Pathophysiology - Chronic Inflammation's Iron Fist
- Central Mediator: Chronic inflammation (autoimmune, infectious, malignant) ↑ key cytokines like IL-6.
- Hepcidin Surge: IL-6 triggers the liver to release hepcidin, the master iron regulator.
- Iron Sequestration: Hepcidin acts as an "iron gatekeeper":
- Blocks ferroportin channels in the gut, ↓ dietary iron absorption.
- Traps iron within macrophages of the reticuloendothelial system (RES).
- Result: Functional iron deficiency. Despite adequate body stores (↑ ferritin), iron is unavailable for erythropoiesis, leading to ↓ heme synthesis.
- Other Factors: Blunted erythropoietin (EPO) response.

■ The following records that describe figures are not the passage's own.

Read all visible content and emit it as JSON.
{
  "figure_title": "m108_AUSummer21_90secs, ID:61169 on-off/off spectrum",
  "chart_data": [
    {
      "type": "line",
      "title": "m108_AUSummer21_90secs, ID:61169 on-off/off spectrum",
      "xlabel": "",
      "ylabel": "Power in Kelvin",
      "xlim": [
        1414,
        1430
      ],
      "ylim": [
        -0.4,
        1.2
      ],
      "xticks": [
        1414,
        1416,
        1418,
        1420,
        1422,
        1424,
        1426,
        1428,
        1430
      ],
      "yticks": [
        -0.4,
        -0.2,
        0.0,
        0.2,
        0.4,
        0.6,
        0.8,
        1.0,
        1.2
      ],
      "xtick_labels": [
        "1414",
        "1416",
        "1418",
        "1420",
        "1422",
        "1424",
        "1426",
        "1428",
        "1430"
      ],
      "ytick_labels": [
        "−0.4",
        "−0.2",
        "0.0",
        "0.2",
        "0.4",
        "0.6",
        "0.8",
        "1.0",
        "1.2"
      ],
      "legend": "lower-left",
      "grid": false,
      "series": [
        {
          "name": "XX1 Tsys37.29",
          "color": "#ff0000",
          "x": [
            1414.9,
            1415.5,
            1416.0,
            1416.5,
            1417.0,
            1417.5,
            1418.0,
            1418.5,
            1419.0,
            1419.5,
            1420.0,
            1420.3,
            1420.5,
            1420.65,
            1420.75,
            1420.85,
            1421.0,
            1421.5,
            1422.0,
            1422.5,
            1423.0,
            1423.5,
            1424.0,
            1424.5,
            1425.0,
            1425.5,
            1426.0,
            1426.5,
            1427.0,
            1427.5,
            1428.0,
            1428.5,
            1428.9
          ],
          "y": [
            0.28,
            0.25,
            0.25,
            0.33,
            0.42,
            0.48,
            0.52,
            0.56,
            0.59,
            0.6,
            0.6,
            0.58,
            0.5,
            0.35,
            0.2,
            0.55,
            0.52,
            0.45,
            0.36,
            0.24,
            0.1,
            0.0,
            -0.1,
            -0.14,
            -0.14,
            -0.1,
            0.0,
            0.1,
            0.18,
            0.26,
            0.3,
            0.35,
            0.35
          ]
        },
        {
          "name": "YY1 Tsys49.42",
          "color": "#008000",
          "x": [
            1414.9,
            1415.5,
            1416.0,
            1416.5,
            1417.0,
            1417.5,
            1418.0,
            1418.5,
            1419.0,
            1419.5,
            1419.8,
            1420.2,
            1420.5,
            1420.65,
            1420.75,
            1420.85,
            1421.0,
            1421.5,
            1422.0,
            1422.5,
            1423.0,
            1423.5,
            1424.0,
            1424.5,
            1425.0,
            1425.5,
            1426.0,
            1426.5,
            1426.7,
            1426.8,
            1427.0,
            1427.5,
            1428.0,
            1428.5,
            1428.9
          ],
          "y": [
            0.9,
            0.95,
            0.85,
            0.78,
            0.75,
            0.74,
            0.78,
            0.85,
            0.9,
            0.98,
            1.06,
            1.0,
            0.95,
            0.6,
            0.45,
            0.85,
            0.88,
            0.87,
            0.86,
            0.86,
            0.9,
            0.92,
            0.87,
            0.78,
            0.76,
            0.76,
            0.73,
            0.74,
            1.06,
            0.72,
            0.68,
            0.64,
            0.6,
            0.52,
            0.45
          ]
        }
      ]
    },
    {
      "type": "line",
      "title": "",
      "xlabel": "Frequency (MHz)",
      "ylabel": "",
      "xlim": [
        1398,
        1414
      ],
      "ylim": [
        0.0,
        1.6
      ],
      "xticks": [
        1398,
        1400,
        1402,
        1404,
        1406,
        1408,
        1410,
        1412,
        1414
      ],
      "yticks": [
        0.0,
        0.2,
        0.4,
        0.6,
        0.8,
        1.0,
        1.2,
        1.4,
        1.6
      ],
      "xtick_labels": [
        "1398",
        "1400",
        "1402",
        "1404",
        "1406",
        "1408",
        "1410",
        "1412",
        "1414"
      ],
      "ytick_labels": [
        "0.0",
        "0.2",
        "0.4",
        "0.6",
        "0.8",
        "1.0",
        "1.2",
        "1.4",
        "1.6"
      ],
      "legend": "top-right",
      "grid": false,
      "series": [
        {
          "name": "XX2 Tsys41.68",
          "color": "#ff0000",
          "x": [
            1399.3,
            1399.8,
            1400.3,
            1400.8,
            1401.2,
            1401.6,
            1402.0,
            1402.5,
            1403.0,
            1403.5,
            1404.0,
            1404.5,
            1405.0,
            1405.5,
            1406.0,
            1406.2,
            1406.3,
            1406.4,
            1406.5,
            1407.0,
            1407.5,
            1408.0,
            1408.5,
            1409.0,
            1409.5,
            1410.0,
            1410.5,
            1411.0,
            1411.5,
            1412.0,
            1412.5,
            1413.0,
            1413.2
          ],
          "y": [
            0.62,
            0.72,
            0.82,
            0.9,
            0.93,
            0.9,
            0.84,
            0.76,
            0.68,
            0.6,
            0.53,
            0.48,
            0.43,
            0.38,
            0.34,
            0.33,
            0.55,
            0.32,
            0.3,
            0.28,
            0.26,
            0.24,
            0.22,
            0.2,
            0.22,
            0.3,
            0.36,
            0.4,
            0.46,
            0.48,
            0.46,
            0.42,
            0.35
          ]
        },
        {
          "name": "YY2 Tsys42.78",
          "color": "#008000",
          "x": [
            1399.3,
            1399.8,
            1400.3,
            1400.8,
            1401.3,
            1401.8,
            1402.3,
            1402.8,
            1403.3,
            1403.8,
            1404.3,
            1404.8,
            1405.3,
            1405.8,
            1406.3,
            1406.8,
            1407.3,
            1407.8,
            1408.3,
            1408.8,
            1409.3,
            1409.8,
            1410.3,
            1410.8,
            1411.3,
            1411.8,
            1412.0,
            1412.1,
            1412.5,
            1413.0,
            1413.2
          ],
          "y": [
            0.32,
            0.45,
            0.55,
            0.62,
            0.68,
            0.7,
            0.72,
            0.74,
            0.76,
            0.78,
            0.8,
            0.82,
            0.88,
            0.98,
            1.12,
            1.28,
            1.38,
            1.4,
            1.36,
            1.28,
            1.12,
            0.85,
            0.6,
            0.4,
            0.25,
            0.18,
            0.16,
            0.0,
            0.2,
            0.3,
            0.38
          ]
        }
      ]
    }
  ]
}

⭐ Despite low serum iron, ferritin levels are paradoxically normal or ↑ because it's an acute phase reactant and reflects trapped iron stores. This is a key diagnostic clue.
Diagnosis & Labs - Cracking the Code
- CBC/Blood Smear: Initially normocytic, normochromic anemia (MCV 80-100 fL); can become microcytic over time.
- Iron Studies Panel: The key to diagnosis.
- ↓ Serum Iron
- ↓ Total Iron-Binding Capacity (TIBC)
- ↑ or Normal Serum Ferritin (acute phase reactant)
- ↓ Transferrin Saturation (<20%)
- Advanced Markers:
- ↑ Hepcidin (confirms pathophysiology)
- Normal soluble transferrin receptor (sTfR)
⭐ Serum ferritin, an acute-phase reactant, is characteristically normal or elevated in ACD, contrasting sharply with its depletion in pure iron deficiency anemia.
Differential Diagnosis - Anemia Imposters
- Iron Deficiency Anemia (IDA): The most critical differential. Overlaps with early ACD (normocytic).
- Thalassemia: Presents with microcytic anemia but with normal or ↑ iron stores.
- Sideroblastic Anemia: Can be microcytic; characterized by ring sideroblasts in bone marrow.
⭐ The soluble transferrin receptor (sTfR) level is normal in ACD but elevated in IDA. The sTfR/log(ferritin) index is highly specific for differentiating IDA from ACD.
Management - Treating the Cause
- Primary Goal: Resolve the underlying chronic disease (e.g., infection, autoimmune condition, malignancy).
- Iron Supplementation: Only if coexistent iron deficiency is confirmed (↓ ferritin). IV iron is often preferred due to poor oral absorption from hepcidin block.
- Erythropoiesis-Stimulating Agents (ESAs): Consider for specific conditions like CKD or myelosuppressive chemotherapy if anemia is symptomatic.
⭐ ESAs (e.g., epoetin alfa) require adequate iron stores to be effective and may increase the risk of thrombosis and hypertension.
High-Yield Points - ⚡ Biggest Takeaways
- ACD is a normocytic, normochromic anemia, but can become microcytic over time.
- It is driven by inflammatory cytokines (e.g., IL-6) in chronic diseases, which stimulate ↑ hepcidin production.
- Hepcidin blocks iron release from macrophages and reduces gut absorption, leading to functional iron deficiency.
- Key lab profile: ↓ serum iron, ↓ TIBC, and normal or ↑ ferritin (an acute-phase reactant).
- Bone marrow shows adequate iron stores, unlike in true iron deficiency.
- Management focuses on treating the underlying condition.